The challenge here was that I needed to draw images both from the “video game” world and the “real” world, and make it obvious there is a difference between the two. In order to accomplish this, I needed to make the art from each world very different. It was important to try and get the same kind of feel to the video game artwork that is seen in the actual graphics of the games, so the look of that “world” was going to be dictated to me somewhat by the look of the actual games. The real world I drew in the same manner I do most of my parody work (meaning not “real” at all, but my cartoon version of the world), but I also used the bluish cast of TV lighting in a dim room to create a muted and monochrome-like color palette for the real world, leaving the vibrant colors to the screens and game panels. That and the line work in the real world scenes set them apart nicely, I think. Of course my graphics for the video games are a far cry from the true look, but the feel of them is there. You can see the rest and enjoy the written gags in MAD #471.
It’s always fun and challenging to get different jobs like this from MAD. It’s a little frustrating as well, since I am forced out of my comfort zone with them, but that is always a good thing.
The other job, which dropped into my lap suddenly and with a lot of urgency is for the Minnesota Twins, our local pro baseball team. I’ve done a lot of work for the Twins over the years, both for their magazine and for stadium giveaway posters of the team the last four seasons. These posters were caricatures of the entire team, which they insisted I do as a real painting so they could have the original. The paintings were in watercolor with a little airbrush, and are huge (24 x 40 inches). The printed posters were given away to the first 10,000 kids on Kids appreciation day, the last game of the season each year. Unfortunately the Twins have a new sponsor for that promo this year and they want to do a different give-away, so no poster in 2006.

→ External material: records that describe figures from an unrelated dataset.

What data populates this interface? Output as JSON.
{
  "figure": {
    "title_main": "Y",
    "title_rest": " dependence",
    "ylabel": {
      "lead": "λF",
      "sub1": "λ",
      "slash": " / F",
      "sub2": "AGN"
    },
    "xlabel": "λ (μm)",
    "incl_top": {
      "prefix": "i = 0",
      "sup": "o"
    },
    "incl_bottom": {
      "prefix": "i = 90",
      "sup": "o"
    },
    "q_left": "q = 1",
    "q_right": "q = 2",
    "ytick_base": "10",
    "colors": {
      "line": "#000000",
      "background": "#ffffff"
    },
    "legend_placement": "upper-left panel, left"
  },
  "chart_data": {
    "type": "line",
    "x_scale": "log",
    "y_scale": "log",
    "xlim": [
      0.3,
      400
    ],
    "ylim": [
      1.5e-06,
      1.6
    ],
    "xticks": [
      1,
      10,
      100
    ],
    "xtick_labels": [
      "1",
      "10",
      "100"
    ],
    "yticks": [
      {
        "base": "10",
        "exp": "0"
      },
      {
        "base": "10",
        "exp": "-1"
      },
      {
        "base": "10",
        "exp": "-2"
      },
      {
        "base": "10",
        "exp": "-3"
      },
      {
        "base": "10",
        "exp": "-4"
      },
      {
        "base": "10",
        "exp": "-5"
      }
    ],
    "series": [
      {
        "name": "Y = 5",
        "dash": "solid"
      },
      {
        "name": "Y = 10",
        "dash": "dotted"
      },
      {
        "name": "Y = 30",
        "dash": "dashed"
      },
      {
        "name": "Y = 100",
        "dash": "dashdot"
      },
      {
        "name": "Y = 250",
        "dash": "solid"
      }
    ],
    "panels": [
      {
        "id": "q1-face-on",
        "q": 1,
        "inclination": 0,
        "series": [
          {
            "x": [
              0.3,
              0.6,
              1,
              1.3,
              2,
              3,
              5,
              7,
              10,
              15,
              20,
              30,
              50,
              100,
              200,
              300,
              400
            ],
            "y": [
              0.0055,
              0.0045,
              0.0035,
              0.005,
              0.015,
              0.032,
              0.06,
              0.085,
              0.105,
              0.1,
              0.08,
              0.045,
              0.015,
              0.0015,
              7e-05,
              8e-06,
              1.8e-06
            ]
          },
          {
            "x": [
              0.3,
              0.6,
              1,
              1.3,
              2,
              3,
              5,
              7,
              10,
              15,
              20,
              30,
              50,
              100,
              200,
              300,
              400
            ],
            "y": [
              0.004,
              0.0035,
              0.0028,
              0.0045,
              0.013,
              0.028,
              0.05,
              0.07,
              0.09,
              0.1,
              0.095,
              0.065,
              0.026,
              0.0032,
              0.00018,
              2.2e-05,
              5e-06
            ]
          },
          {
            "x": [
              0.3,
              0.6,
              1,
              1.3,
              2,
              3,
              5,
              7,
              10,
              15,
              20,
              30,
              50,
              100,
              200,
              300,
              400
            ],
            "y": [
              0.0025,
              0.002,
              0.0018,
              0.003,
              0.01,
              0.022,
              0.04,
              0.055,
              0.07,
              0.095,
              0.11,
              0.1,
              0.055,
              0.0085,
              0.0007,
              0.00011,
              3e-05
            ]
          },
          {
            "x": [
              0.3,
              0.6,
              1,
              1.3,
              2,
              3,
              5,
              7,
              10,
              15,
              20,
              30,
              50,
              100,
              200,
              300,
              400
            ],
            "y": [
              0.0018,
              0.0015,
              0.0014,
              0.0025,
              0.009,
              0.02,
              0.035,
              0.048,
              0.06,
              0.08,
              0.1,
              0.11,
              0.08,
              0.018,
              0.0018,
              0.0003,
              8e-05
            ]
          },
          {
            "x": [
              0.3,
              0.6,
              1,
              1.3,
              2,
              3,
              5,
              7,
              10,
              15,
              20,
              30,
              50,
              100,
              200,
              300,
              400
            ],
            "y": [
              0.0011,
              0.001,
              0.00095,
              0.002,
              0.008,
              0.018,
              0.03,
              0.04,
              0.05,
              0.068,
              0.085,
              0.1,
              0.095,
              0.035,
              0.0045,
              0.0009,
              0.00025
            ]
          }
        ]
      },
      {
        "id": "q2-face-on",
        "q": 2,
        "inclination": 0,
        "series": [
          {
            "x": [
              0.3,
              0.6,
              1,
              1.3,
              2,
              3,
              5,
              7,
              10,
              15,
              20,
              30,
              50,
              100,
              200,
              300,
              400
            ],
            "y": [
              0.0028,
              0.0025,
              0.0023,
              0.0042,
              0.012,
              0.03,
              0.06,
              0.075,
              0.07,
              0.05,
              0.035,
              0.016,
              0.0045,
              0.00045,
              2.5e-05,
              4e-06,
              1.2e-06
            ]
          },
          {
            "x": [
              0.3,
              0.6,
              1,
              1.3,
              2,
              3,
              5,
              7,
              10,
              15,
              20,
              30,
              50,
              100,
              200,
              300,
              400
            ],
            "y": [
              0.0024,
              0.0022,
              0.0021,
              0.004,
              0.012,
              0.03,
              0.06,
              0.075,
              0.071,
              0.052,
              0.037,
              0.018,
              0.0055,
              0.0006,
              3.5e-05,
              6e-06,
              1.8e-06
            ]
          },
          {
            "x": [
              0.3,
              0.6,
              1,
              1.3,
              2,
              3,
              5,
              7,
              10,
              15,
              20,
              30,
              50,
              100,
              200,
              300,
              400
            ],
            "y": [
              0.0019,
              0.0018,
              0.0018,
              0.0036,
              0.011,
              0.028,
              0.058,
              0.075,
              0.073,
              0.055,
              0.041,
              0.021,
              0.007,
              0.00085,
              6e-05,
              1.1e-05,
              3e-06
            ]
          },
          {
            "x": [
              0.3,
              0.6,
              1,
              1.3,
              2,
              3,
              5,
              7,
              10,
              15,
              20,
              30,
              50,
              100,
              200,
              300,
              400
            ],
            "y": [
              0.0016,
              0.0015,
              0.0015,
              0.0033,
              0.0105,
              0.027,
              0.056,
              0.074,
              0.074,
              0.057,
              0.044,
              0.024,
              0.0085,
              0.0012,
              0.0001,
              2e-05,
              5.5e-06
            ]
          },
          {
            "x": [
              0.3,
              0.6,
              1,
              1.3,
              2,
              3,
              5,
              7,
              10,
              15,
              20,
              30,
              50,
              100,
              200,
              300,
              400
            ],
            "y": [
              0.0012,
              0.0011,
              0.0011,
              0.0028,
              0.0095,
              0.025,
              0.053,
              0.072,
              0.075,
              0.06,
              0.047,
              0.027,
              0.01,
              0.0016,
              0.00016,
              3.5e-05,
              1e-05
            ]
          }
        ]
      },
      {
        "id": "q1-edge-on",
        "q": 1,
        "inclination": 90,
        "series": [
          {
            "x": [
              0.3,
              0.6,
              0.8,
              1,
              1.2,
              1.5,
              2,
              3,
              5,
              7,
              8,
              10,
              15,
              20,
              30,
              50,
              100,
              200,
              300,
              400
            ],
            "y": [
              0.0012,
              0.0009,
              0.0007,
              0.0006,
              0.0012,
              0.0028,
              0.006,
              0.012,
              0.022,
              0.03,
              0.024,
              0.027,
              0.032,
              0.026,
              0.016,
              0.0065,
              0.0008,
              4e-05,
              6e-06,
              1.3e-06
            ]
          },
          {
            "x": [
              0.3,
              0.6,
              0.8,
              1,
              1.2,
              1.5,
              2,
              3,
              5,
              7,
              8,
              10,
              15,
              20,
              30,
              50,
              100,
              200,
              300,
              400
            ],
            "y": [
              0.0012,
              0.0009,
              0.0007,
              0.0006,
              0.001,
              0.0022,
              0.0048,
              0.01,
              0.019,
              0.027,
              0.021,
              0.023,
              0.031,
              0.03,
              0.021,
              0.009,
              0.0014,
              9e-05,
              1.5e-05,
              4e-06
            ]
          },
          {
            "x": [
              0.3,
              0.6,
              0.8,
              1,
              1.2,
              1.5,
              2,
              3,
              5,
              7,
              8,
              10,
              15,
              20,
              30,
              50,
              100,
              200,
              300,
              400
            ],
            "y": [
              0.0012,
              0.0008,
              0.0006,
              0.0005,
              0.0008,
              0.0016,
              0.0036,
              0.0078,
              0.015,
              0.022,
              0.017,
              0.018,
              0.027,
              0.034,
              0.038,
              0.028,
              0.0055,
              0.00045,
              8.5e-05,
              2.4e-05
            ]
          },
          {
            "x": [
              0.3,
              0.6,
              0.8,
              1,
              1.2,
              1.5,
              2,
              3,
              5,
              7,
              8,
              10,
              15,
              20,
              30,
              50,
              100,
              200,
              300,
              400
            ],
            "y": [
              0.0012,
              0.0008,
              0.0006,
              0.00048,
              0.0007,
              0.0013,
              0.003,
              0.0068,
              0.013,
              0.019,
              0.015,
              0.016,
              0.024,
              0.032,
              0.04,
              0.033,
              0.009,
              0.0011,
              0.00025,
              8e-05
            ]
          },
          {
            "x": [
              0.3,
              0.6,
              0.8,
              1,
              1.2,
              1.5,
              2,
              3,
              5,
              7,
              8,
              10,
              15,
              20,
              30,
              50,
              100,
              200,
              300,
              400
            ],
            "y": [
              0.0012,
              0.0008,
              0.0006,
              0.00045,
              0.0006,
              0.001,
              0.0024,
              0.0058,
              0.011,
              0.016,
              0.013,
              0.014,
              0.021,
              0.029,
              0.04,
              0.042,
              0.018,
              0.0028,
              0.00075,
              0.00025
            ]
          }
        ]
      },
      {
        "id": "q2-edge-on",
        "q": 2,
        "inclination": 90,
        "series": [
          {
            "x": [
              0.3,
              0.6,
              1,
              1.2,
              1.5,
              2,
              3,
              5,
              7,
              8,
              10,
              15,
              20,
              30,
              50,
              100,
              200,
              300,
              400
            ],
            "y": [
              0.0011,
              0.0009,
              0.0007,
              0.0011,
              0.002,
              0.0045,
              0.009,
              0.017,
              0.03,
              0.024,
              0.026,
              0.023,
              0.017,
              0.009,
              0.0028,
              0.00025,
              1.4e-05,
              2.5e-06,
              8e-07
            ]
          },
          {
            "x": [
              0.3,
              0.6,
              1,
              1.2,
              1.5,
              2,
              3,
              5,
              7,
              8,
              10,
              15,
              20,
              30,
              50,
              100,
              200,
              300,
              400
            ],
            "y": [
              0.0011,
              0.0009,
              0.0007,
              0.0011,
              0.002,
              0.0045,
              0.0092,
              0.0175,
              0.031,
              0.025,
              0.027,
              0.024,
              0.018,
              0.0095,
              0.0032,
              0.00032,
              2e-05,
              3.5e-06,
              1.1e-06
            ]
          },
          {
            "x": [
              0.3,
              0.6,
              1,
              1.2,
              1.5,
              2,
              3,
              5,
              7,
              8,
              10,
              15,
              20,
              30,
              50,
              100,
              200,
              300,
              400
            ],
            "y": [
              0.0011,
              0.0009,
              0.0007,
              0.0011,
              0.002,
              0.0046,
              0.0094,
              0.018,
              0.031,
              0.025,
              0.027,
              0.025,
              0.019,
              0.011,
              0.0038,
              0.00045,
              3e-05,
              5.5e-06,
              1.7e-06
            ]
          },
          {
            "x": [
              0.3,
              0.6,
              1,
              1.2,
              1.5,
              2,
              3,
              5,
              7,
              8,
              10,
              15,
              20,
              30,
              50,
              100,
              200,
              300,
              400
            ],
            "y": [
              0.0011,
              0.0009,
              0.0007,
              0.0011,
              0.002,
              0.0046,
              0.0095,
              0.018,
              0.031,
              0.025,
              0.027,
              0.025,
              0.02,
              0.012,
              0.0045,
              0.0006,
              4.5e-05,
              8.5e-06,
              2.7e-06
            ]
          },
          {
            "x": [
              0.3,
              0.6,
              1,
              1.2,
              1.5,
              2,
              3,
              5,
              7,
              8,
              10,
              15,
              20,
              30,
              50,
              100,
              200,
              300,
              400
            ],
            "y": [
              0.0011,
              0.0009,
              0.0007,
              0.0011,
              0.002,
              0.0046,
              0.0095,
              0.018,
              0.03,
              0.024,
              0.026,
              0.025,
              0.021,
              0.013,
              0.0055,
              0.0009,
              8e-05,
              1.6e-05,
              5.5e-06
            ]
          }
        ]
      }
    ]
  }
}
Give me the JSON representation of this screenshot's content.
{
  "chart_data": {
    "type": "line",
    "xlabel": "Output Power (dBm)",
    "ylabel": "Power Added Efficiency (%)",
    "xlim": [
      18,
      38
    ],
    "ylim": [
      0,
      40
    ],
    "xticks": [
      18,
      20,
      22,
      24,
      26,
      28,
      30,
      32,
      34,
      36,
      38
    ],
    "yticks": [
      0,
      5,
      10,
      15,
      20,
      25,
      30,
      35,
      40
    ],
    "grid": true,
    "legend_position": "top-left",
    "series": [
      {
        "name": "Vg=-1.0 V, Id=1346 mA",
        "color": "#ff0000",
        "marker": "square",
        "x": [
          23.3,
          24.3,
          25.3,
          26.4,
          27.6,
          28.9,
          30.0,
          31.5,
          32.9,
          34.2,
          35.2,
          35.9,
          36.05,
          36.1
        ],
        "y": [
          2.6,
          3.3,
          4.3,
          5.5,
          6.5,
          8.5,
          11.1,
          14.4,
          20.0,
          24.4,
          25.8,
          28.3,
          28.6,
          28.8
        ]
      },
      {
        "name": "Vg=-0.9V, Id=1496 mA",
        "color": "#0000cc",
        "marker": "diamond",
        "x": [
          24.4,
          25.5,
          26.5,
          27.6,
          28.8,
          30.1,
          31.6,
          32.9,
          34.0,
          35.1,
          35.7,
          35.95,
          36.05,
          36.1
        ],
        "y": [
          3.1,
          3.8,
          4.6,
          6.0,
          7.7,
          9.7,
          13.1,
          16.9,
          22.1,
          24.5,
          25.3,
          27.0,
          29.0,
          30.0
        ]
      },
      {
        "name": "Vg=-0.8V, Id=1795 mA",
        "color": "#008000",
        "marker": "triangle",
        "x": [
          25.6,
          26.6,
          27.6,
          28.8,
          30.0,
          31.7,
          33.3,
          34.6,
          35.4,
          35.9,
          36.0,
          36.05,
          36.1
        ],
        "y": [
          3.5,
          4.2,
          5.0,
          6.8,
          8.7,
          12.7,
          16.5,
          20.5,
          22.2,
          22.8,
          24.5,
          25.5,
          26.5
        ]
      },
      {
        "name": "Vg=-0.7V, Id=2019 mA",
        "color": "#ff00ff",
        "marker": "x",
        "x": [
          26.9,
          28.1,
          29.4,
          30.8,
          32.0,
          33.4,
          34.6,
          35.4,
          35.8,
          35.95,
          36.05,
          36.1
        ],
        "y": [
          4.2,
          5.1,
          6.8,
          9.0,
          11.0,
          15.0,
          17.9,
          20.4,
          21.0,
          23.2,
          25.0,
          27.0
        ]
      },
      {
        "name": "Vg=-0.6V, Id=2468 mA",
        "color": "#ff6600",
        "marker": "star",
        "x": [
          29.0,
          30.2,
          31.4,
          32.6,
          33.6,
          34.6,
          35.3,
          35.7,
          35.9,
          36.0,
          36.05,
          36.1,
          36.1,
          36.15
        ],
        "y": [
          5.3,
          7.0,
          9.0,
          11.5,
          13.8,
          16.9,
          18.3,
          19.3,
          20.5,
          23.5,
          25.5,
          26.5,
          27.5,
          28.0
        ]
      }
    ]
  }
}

The new job is a T-shirt design. A few weeks ago the manager for the Chicago White Sox, a nut-case named Ozzie Guillen, called the Twins a bunch of “little piranhas” because they have workmanlike, un-glamorous players up and down the line-up who take little bites out of the other team here and there until the other team is dead. The local and national media loved this, and so did the fans. Anyway they want a “piranhas” shirt done ASAP, so I got a call and had to bang out a bunch of roughs the last few days. I think we are getting close now, but likely more tweaks are on the way. Here are the current pencils designs of the back and front of the shirts, respectively:
A fun job, but it might never see print. You never know with these things. We’ll see.